Aí eu fiquei triste. Não por estar diante do que não tenho acesso, mas exatamente por estar tão imersa em uma rotina de sobrevivência que me esqueço de sonhar com algo tão concreto quanto aquelas casas. Existe uma diferença bem grande entre pensar “preciso de dinheiro” e “eu quero uma casa amarela e arborizada onde caiba eu, meus gatos, um escritório e, quem sabe, minha futura família e amigos”.
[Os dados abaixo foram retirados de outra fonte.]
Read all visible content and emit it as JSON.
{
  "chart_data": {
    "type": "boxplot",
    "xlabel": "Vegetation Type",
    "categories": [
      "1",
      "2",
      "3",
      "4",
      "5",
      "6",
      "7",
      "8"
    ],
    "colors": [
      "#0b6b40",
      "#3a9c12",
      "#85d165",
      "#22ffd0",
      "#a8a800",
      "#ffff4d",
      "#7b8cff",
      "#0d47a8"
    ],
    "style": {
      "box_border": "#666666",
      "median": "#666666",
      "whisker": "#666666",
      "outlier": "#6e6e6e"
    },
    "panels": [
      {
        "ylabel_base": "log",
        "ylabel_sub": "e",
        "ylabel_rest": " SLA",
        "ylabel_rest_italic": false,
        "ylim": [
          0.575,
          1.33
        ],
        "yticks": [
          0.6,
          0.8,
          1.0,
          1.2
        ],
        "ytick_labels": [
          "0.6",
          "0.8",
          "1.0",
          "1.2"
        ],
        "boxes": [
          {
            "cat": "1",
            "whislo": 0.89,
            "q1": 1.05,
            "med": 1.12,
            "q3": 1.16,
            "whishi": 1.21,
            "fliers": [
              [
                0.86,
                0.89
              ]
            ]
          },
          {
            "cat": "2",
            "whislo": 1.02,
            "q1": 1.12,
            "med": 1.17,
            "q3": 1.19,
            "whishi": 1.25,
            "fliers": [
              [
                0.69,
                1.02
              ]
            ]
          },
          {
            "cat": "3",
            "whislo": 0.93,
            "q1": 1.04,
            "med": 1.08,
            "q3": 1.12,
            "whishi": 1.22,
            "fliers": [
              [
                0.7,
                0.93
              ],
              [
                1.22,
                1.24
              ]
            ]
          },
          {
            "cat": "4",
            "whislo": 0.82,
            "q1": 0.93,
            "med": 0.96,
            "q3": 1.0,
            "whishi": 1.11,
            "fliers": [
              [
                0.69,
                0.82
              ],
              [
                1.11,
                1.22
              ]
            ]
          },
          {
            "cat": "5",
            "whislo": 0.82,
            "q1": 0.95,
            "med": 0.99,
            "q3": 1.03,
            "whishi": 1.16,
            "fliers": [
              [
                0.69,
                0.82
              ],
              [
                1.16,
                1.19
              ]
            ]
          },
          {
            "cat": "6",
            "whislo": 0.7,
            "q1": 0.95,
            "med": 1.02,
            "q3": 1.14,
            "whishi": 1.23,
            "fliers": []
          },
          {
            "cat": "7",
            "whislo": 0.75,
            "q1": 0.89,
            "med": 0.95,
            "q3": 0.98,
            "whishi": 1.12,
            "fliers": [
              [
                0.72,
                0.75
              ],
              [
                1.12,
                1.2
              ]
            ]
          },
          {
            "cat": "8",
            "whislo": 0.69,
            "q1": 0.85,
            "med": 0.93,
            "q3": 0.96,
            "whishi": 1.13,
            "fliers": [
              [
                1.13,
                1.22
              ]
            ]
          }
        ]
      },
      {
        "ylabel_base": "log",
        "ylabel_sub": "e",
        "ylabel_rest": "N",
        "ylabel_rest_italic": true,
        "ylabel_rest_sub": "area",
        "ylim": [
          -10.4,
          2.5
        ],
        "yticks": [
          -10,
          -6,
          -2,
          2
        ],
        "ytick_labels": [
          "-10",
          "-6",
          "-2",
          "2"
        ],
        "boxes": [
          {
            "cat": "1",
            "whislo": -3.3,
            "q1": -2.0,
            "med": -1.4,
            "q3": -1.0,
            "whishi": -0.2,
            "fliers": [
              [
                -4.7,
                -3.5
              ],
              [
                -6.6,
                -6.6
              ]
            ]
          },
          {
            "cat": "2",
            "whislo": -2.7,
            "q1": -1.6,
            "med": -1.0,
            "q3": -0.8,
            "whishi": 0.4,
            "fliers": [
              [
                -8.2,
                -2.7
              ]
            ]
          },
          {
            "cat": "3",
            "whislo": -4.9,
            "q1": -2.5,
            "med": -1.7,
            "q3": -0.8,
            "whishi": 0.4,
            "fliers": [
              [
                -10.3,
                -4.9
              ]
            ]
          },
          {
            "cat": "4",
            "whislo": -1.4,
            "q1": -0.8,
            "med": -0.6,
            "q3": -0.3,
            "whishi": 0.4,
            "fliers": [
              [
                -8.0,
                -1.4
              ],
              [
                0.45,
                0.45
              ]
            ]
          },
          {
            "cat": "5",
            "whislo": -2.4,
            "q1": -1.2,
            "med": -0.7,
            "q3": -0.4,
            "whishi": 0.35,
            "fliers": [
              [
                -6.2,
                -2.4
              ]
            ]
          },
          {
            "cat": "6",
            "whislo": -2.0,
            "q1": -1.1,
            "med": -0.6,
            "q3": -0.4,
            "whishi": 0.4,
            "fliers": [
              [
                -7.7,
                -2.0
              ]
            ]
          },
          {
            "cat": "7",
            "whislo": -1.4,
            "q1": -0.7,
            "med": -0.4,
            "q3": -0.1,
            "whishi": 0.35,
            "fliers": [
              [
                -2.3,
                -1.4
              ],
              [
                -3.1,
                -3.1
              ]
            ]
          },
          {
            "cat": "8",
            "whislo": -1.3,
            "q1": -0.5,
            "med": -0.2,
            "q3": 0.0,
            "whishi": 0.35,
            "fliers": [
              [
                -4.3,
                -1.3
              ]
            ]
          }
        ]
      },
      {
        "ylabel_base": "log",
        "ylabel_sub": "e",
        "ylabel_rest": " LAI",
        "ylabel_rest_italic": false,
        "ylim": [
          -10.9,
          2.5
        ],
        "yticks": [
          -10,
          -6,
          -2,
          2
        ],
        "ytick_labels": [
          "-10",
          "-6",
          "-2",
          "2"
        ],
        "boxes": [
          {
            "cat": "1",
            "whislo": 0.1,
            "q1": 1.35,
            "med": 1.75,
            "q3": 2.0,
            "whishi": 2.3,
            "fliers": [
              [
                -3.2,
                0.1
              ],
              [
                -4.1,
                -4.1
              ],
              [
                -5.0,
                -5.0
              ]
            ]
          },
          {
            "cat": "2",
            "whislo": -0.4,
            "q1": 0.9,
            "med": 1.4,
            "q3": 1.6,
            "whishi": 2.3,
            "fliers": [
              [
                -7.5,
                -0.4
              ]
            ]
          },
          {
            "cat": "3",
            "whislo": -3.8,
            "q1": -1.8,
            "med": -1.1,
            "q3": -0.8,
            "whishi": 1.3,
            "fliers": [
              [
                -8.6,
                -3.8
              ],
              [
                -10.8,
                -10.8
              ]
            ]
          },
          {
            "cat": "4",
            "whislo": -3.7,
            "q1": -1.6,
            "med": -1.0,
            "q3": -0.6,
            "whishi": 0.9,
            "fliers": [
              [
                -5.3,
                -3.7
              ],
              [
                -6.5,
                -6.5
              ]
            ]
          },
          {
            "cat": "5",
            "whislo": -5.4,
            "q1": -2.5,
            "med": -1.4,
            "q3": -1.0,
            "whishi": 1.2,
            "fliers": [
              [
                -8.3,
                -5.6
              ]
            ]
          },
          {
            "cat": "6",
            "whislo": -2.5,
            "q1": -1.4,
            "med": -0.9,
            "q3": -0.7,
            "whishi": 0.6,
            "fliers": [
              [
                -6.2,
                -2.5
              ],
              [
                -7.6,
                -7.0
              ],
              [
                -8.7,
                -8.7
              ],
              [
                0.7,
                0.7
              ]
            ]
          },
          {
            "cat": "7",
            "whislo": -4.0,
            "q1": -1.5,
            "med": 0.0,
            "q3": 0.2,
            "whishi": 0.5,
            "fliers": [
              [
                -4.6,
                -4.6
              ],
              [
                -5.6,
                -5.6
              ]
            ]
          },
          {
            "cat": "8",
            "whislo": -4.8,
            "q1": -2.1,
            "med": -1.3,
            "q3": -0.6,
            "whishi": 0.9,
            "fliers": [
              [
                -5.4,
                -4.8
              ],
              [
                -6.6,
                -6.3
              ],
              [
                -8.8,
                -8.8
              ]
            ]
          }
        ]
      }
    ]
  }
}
O mundo é capitalista. Estamos no inferno, que “abracemos o capeta, então”. Pensou errado quem imaginou que eu só queria ‘colocar o dedo’, ainda que virtualmente, na cara das pessoas privilegiadas e gritar “VOCÊ É FÚTIL E EU TE ODEIO!”. Também pensou errado quem imaginou que eu queria celebrar a ‘gambiarra’, a ‘pobreza’ e a tal da ‘correria’. Sim, elas têm seu lado que surpreende positivamente, mas eu sou uma pessoa negra em ascensão (aí ó, os sobrenomes!) que NÃO quer viver de ‘correria’ se a ‘linha de chegada’ for um padrão de vida insustentável, talvez até mortal.
Eu não ouço Racionais MCs, mas aprendi com a Monique Evelle que “preto e dinheiro NÃO são palavras rivais”. Às vezes as opressões nos tiram tanto o sono que ‘nivelamos as coisas por baixo’. Em termos de valores e caráter, pobres não são inferiores em nada em comparação aos ‘ricos’, ‘privilegiados’ ou mesmo os ‘classe média’. Nomeie como quiser.
Do topo dessa pirâmide social, rotula-se muito gente ‘da Silva’, como eu, de “carentes”. Cá entre os Silva, entendemos que na verdade a ‘carência’ pode estar exatamente em quem escolheu o adjetivo. Sim, nós temos muitos pares de olhos, intelectualidade e ‘sobrenomes’. Estamos cientes.
Se é na ‘casinha amarela cheia de plantas’ onde está a qualidade de vida, é pra lá que eu vou. Sem pensar duas vezes. É por isso que a expressão “sonhar acordada” existe.